La stessa chiave emotiva  (il dolore che gli uomini provano) che in “Fraternité “ regolava l’espansione dell’Universo e il fluire del tempo. Non è un caso che – come scrive nel suo fondamentale “Sentire ed essere” (Adelphi) di Antonio Damasio – nonostante i progressi delle neuroscienze, ciò che ci fa sentire di essere il “noi stessi”, anche prima di dire o razionalizzare un “io sono” linguistico, il sentire che siamo nella pulsione del “bisogno di chiederselo” ed questo ancora un punto ignoto, studiato e carico di conseguenze anche proprio la AI che ha un punto ancora debole: può rispondere a tutte le domande, ma non “si fa domande”, non è spinto a chiedersi quel che potremmo sintetizzare in “cosa ci faccio qui” ma che costituisce, detto in soldoni, proprio quel “salto” del Sapiens dentro il pensiero astratto e mitopoietico (vedi il libro di Ferrara “Il salto”, Feltrinelli) e che ha fatto di questa specie una paradossale specie unica ma anche fragilissima in questa capacità di sapere e illudersi di dominare la natura.

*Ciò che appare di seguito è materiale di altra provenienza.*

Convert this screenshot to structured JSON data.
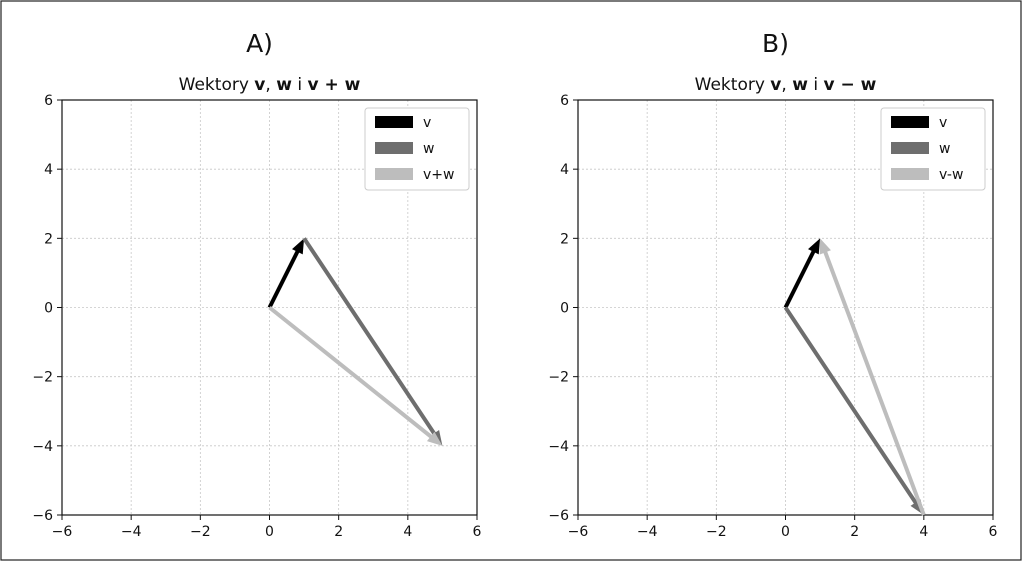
{
  "chart_data": [
    {
      "type": "vector",
      "panel_label": "A)",
      "title_parts": [
        {
          "text": "Wektory ",
          "bold": false
        },
        {
          "text": "v",
          "bold": true
        },
        {
          "text": ", ",
          "bold": false
        },
        {
          "text": "w",
          "bold": true
        },
        {
          "text": " i ",
          "bold": false
        },
        {
          "text": "v + w",
          "bold": true
        }
      ],
      "xlim": [
        -6,
        6
      ],
      "ylim": [
        -6,
        6
      ],
      "xticks": [
        -6,
        -4,
        -2,
        0,
        2,
        4,
        6
      ],
      "yticks": [
        -6,
        -4,
        -2,
        0,
        2,
        4,
        6
      ],
      "xtick_labels": [
        "−6",
        "−4",
        "−2",
        "0",
        "2",
        "4",
        "6"
      ],
      "ytick_labels": [
        "−6",
        "−4",
        "−2",
        "0",
        "2",
        "4",
        "6"
      ],
      "grid": true,
      "legend_position": "top-right",
      "series": [
        {
          "name": "v",
          "color": "#000000",
          "start": [
            0,
            0
          ],
          "end": [
            1,
            2
          ]
        },
        {
          "name": "w",
          "color": "#6e6e6e",
          "start": [
            1,
            2
          ],
          "end": [
            5,
            -4
          ]
        },
        {
          "name": "v+w",
          "color": "#bdbdbd",
          "start": [
            0,
            0
          ],
          "end": [
            5,
            -4
          ]
        }
      ]
    },
    {
      "type": "vector",
      "panel_label": "B)",
      "title_parts": [
        {
          "text": "Wektory ",
          "bold": false
        },
        {
          "text": "v",
          "bold": true
        },
        {
          "text": ", ",
          "bold": false
        },
        {
          "text": "w",
          "bold": true
        },
        {
          "text": " i ",
          "bold": false
        },
        {
          "text": "v − w",
          "bold": true
        }
      ],
      "xlim": [
        -6,
        6
      ],
      "ylim": [
        -6,
        6
      ],
      "xticks": [
        -6,
        -4,
        -2,
        0,
        2,
        4,
        6
      ],
      "yticks": [
        -6,
        -4,
        -2,
        0,
        2,
        4,
        6
      ],
      "xtick_labels": [
        "−6",
        "−4",
        "−2",
        "0",
        "2",
        "4",
        "6"
      ],
      "ytick_labels": [
        "−6",
        "−4",
        "−2",
        "0",
        "2",
        "4",
        "6"
      ],
      "grid": true,
      "legend_position": "top-right",
      "series": [
        {
          "name": "v",
          "color": "#000000",
          "start": [
            0,
            0
          ],
          "end": [
            1,
            2
          ]
        },
        {
          "name": "w",
          "color": "#6e6e6e",
          "start": [
            0,
            0
          ],
          "end": [
            4,
            -6
          ]
        },
        {
          "name": "v-w",
          "color": "#bdbdbd",
          "start": [
            4,
            -6
          ],
          "end": [
            1,
            2
          ]
        }
      ]
    }
  ]
}
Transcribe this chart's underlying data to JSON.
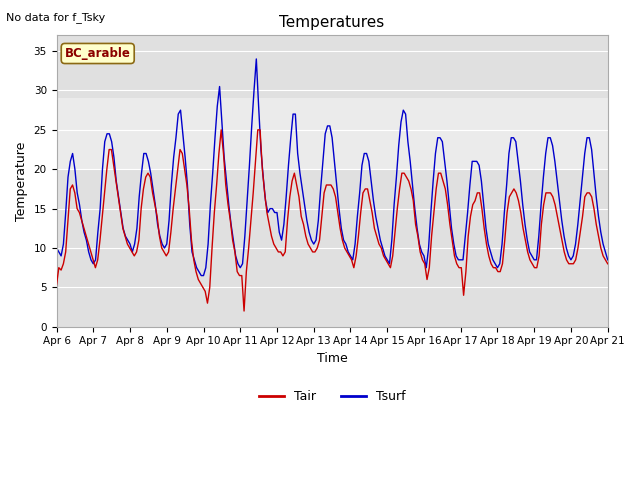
{
  "title": "Temperatures",
  "xlabel": "Time",
  "ylabel": "Temperature",
  "note": "No data for f_Tsky",
  "site_label": "BC_arable",
  "ylim": [
    0,
    37
  ],
  "yticks": [
    0,
    5,
    10,
    15,
    20,
    25,
    30,
    35
  ],
  "color_tair": "#cc0000",
  "color_tsurf": "#0000cc",
  "bg_color": "#e0e0e0",
  "bg_light_color": "#ebebeb",
  "shade_min": 20,
  "shade_max": 29,
  "x_tick_labels": [
    "Apr 6",
    "Apr 7",
    "Apr 8",
    "Apr 9",
    "Apr 10",
    "Apr 11",
    "Apr 12",
    "Apr 13",
    "Apr 14",
    "Apr 15",
    "Apr 16",
    "Apr 17",
    "Apr 18",
    "Apr 19",
    "Apr 20",
    "Apr 21"
  ],
  "tair": [
    5.3,
    7.5,
    7.2,
    8.0,
    9.5,
    13.5,
    17.5,
    18.0,
    17.0,
    15.0,
    14.5,
    13.5,
    12.5,
    11.5,
    10.5,
    9.5,
    8.5,
    7.5,
    8.5,
    11.0,
    14.0,
    17.0,
    20.0,
    22.5,
    22.5,
    20.5,
    18.5,
    16.5,
    14.5,
    12.5,
    11.5,
    10.5,
    10.0,
    9.5,
    9.0,
    9.5,
    11.0,
    15.0,
    17.5,
    19.0,
    19.5,
    19.0,
    17.0,
    15.5,
    14.0,
    11.5,
    10.0,
    9.5,
    9.0,
    9.5,
    12.0,
    15.0,
    17.5,
    20.0,
    22.5,
    22.0,
    20.0,
    18.0,
    15.0,
    11.0,
    8.5,
    7.0,
    6.0,
    5.5,
    5.0,
    4.5,
    3.0,
    5.0,
    10.0,
    14.5,
    18.0,
    22.0,
    25.0,
    22.0,
    18.0,
    15.5,
    13.5,
    11.0,
    9.5,
    7.0,
    6.5,
    6.5,
    2.0,
    7.0,
    10.0,
    13.5,
    17.0,
    21.0,
    25.0,
    25.0,
    20.0,
    17.0,
    14.5,
    13.0,
    11.5,
    10.5,
    10.0,
    9.5,
    9.5,
    9.0,
    9.5,
    13.5,
    16.5,
    18.5,
    19.5,
    18.0,
    16.5,
    14.0,
    13.0,
    11.5,
    10.5,
    10.0,
    9.5,
    9.5,
    10.0,
    11.0,
    14.0,
    17.0,
    18.0,
    18.0,
    18.0,
    17.5,
    16.5,
    14.5,
    12.5,
    11.0,
    10.0,
    9.5,
    9.0,
    8.5,
    7.5,
    9.0,
    11.5,
    14.5,
    17.0,
    17.5,
    17.5,
    16.0,
    14.5,
    12.5,
    11.5,
    10.5,
    10.0,
    9.0,
    8.5,
    8.0,
    7.5,
    9.0,
    12.0,
    15.0,
    17.5,
    19.5,
    19.5,
    19.0,
    18.5,
    17.5,
    16.0,
    13.0,
    11.5,
    9.5,
    8.5,
    8.0,
    6.0,
    7.5,
    11.5,
    14.5,
    17.5,
    19.5,
    19.5,
    18.5,
    17.5,
    15.5,
    13.0,
    11.0,
    9.0,
    8.0,
    7.5,
    7.5,
    4.0,
    7.0,
    11.5,
    14.0,
    15.5,
    16.0,
    17.0,
    17.0,
    15.0,
    12.5,
    10.5,
    9.0,
    8.0,
    7.5,
    7.5,
    7.0,
    7.0,
    8.0,
    11.0,
    14.5,
    16.5,
    17.0,
    17.5,
    17.0,
    16.0,
    14.5,
    12.5,
    11.0,
    9.5,
    8.5,
    8.0,
    7.5,
    7.5,
    9.0,
    13.0,
    15.5,
    17.0,
    17.0,
    17.0,
    16.5,
    15.5,
    14.0,
    12.5,
    11.0,
    9.5,
    8.5,
    8.0,
    8.0,
    8.0,
    8.5,
    10.0,
    12.0,
    14.0,
    16.5,
    17.0,
    17.0,
    16.5,
    15.0,
    13.0,
    11.5,
    10.0,
    9.0,
    8.5,
    8.0
  ],
  "tsurf": [
    10.0,
    9.5,
    9.0,
    10.5,
    14.5,
    19.0,
    21.0,
    22.0,
    20.0,
    17.0,
    15.5,
    13.5,
    12.0,
    11.0,
    9.5,
    8.5,
    8.0,
    8.5,
    12.0,
    15.0,
    20.0,
    23.5,
    24.5,
    24.5,
    23.5,
    21.5,
    18.5,
    16.5,
    14.5,
    12.5,
    11.5,
    11.0,
    10.5,
    9.5,
    10.5,
    12.5,
    16.5,
    19.5,
    22.0,
    22.0,
    21.0,
    19.5,
    17.5,
    15.5,
    13.0,
    11.5,
    10.5,
    10.0,
    10.5,
    13.5,
    18.0,
    21.5,
    24.0,
    27.0,
    27.5,
    24.5,
    21.5,
    18.0,
    13.0,
    9.5,
    8.5,
    7.5,
    7.0,
    6.5,
    6.5,
    7.5,
    10.5,
    15.5,
    19.5,
    24.0,
    28.0,
    30.5,
    26.0,
    21.5,
    18.5,
    15.5,
    13.0,
    11.0,
    9.0,
    8.0,
    7.5,
    8.0,
    11.5,
    16.0,
    20.5,
    25.5,
    30.0,
    34.0,
    28.0,
    22.5,
    19.0,
    16.0,
    14.5,
    15.0,
    15.0,
    14.5,
    14.5,
    12.0,
    11.0,
    13.0,
    16.5,
    20.5,
    24.0,
    27.0,
    27.0,
    22.0,
    19.5,
    17.5,
    15.5,
    13.5,
    12.0,
    11.0,
    10.5,
    11.0,
    13.5,
    17.5,
    21.0,
    24.5,
    25.5,
    25.5,
    24.0,
    21.0,
    18.0,
    15.0,
    12.5,
    11.0,
    10.5,
    9.5,
    9.0,
    8.5,
    10.5,
    14.0,
    17.0,
    20.5,
    22.0,
    22.0,
    21.0,
    18.5,
    16.0,
    14.0,
    12.5,
    11.0,
    10.0,
    9.0,
    8.5,
    8.0,
    11.0,
    15.5,
    19.0,
    23.0,
    26.0,
    27.5,
    27.0,
    23.5,
    21.0,
    18.0,
    15.0,
    12.5,
    10.5,
    9.5,
    9.0,
    7.5,
    10.0,
    14.5,
    18.5,
    22.0,
    24.0,
    24.0,
    23.5,
    21.0,
    18.5,
    15.5,
    12.5,
    10.5,
    9.0,
    8.5,
    8.5,
    8.5,
    11.5,
    14.5,
    18.0,
    21.0,
    21.0,
    21.0,
    20.5,
    18.5,
    15.5,
    12.5,
    10.5,
    9.5,
    8.5,
    8.0,
    7.5,
    8.0,
    10.5,
    14.5,
    18.0,
    22.0,
    24.0,
    24.0,
    23.5,
    21.0,
    18.5,
    15.5,
    13.0,
    11.0,
    9.5,
    9.0,
    8.5,
    8.5,
    11.5,
    15.5,
    19.0,
    22.0,
    24.0,
    24.0,
    23.0,
    21.0,
    18.5,
    16.0,
    13.5,
    11.5,
    10.0,
    9.0,
    8.5,
    9.0,
    10.5,
    13.0,
    16.0,
    19.0,
    22.0,
    24.0,
    24.0,
    22.5,
    19.5,
    16.5,
    14.0,
    12.0,
    10.5,
    9.5,
    8.5
  ]
}
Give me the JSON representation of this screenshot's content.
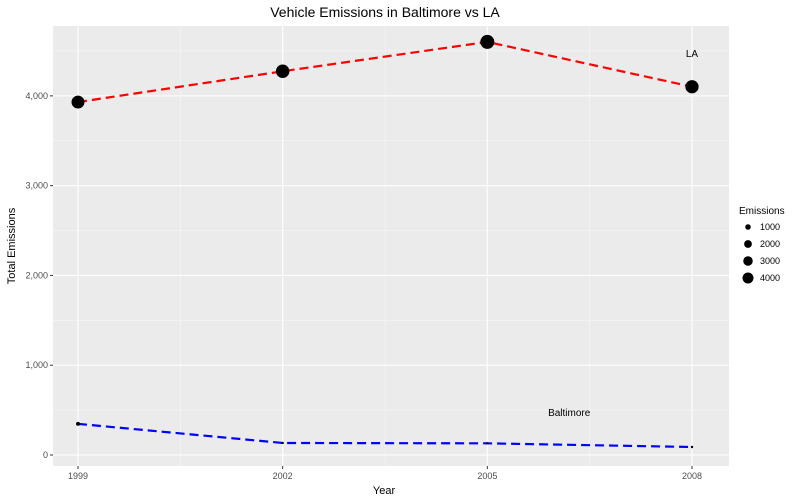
{
  "chart_data": {
    "type": "line",
    "title": "Vehicle Emissions in Baltimore vs LA",
    "xlabel": "Year",
    "ylabel": "Total Emissions",
    "x": [
      1999,
      2002,
      2005,
      2008
    ],
    "x_ticks": [
      "1999",
      "2002",
      "2005",
      "2008"
    ],
    "y_ticks": [
      "0",
      "1,000",
      "2,000",
      "3,000",
      "4,000"
    ],
    "y_tick_values": [
      0,
      1000,
      2000,
      3000,
      4000
    ],
    "xlim": [
      1999,
      2008
    ],
    "ylim": [
      0,
      4600
    ],
    "grid": true,
    "series": [
      {
        "name": "LA",
        "color": "#ff0000",
        "line_style": "dashed",
        "values": [
          3931,
          4274,
          4601,
          4102
        ]
      },
      {
        "name": "Baltimore",
        "color": "#0000ff",
        "line_style": "dashed",
        "values": [
          347,
          134,
          130,
          89
        ]
      }
    ],
    "annotations": [
      {
        "text": "LA",
        "x": 2008,
        "y": 4480
      },
      {
        "text": "Baltimore",
        "x": 2006.2,
        "y": 480
      }
    ],
    "legend": {
      "title": "Emissions",
      "placement": "right",
      "entries": [
        {
          "label": "1000",
          "value": 1000
        },
        {
          "label": "2000",
          "value": 2000
        },
        {
          "label": "3000",
          "value": 3000
        },
        {
          "label": "4000",
          "value": 4000
        }
      ]
    }
  }
}
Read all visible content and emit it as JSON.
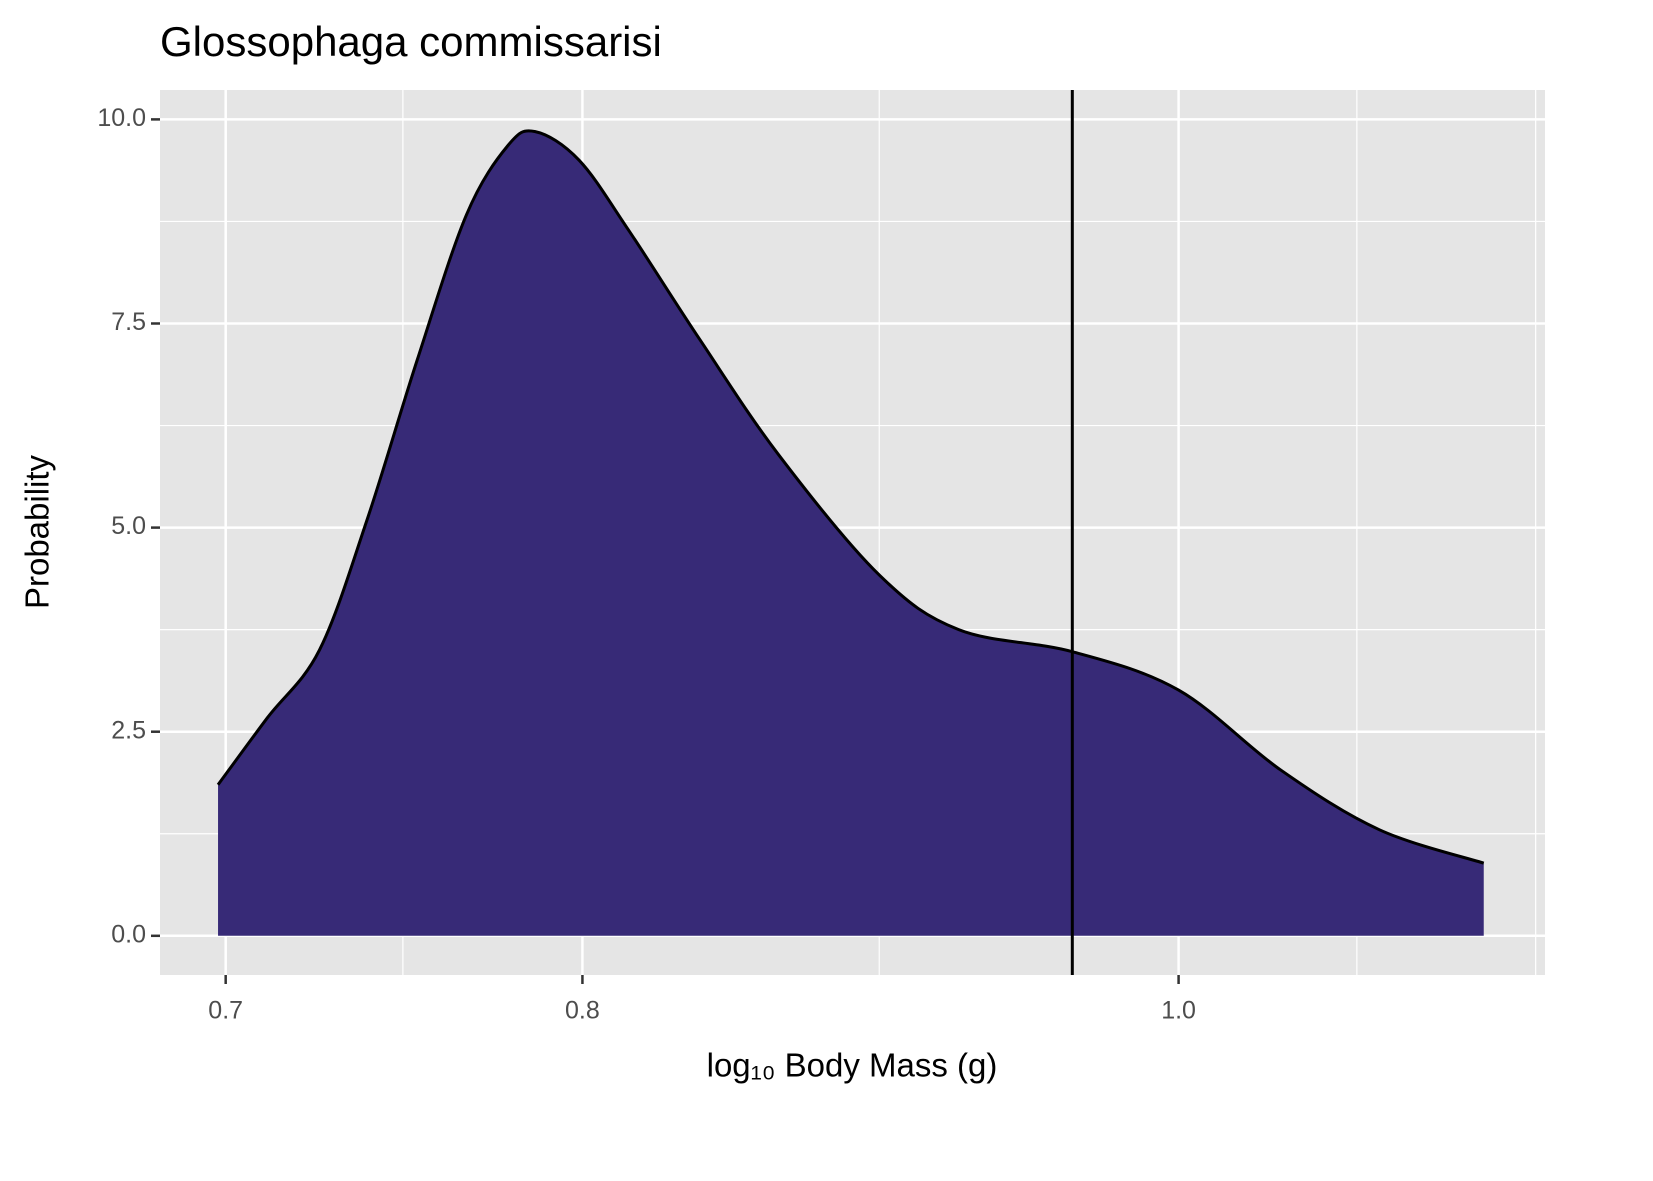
{
  "chart_data": {
    "type": "density",
    "title": "Glossophaga commissarisi",
    "x_label": "log₁₀ Body Mass (g)",
    "y_label": "Probability",
    "x": [
      0.698,
      0.711,
      0.725,
      0.738,
      0.752,
      0.766,
      0.778,
      0.786,
      0.799,
      0.814,
      0.836,
      0.861,
      0.894,
      0.921,
      0.961,
      1.0,
      1.039,
      1.078,
      1.121
    ],
    "values": [
      1.85,
      2.67,
      3.5,
      5.09,
      7.05,
      8.83,
      9.68,
      9.85,
      9.5,
      8.64,
      7.3,
      5.89,
      4.42,
      3.75,
      3.48,
      3.01,
      2.03,
      1.3,
      0.89
    ],
    "color": "#372a77",
    "line_color": "#000000",
    "vline": 0.961,
    "log_x": true,
    "xlim": [
      0.683,
      1.147
    ],
    "ylim": [
      -0.48,
      10.36
    ],
    "xticks": [
      0.7,
      0.8,
      {
        "value": 1,
        "label": "1.0"
      }
    ],
    "xminor": [
      0.748,
      0.894,
      1.069,
      1.143
    ],
    "yticks": [
      {
        "value": 0,
        "label": "0.0"
      },
      2.5,
      {
        "value": 5,
        "label": "5.0"
      },
      7.5,
      {
        "value": 10,
        "label": "10.0"
      }
    ],
    "yminor": [
      1.25,
      3.75,
      6.25,
      8.75
    ],
    "grid": true
  }
}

Tuttavia c’è in questa pulsione e sentire come un rinnovarsi del ricordo di un futuro possibile, di una creazione a venire, connessione regressiva e insieme propulsiva che appartiene alla specie Sapiens, che è prioria del Carbonio, così come è propria della specie dannata da una domanda da Homo Deus, la domanda che ci ha portato sia a scoprire che ad alterare la Natura, che ci ha portato a chiedersi sempre e  “ancora” (parola finale del testo di Pisano) la stessa questione: “che cosa è questo?”.  E forse gli alieni sono venuti animati da una loro curiosità a capire come facciamo a chiedercelo e perché.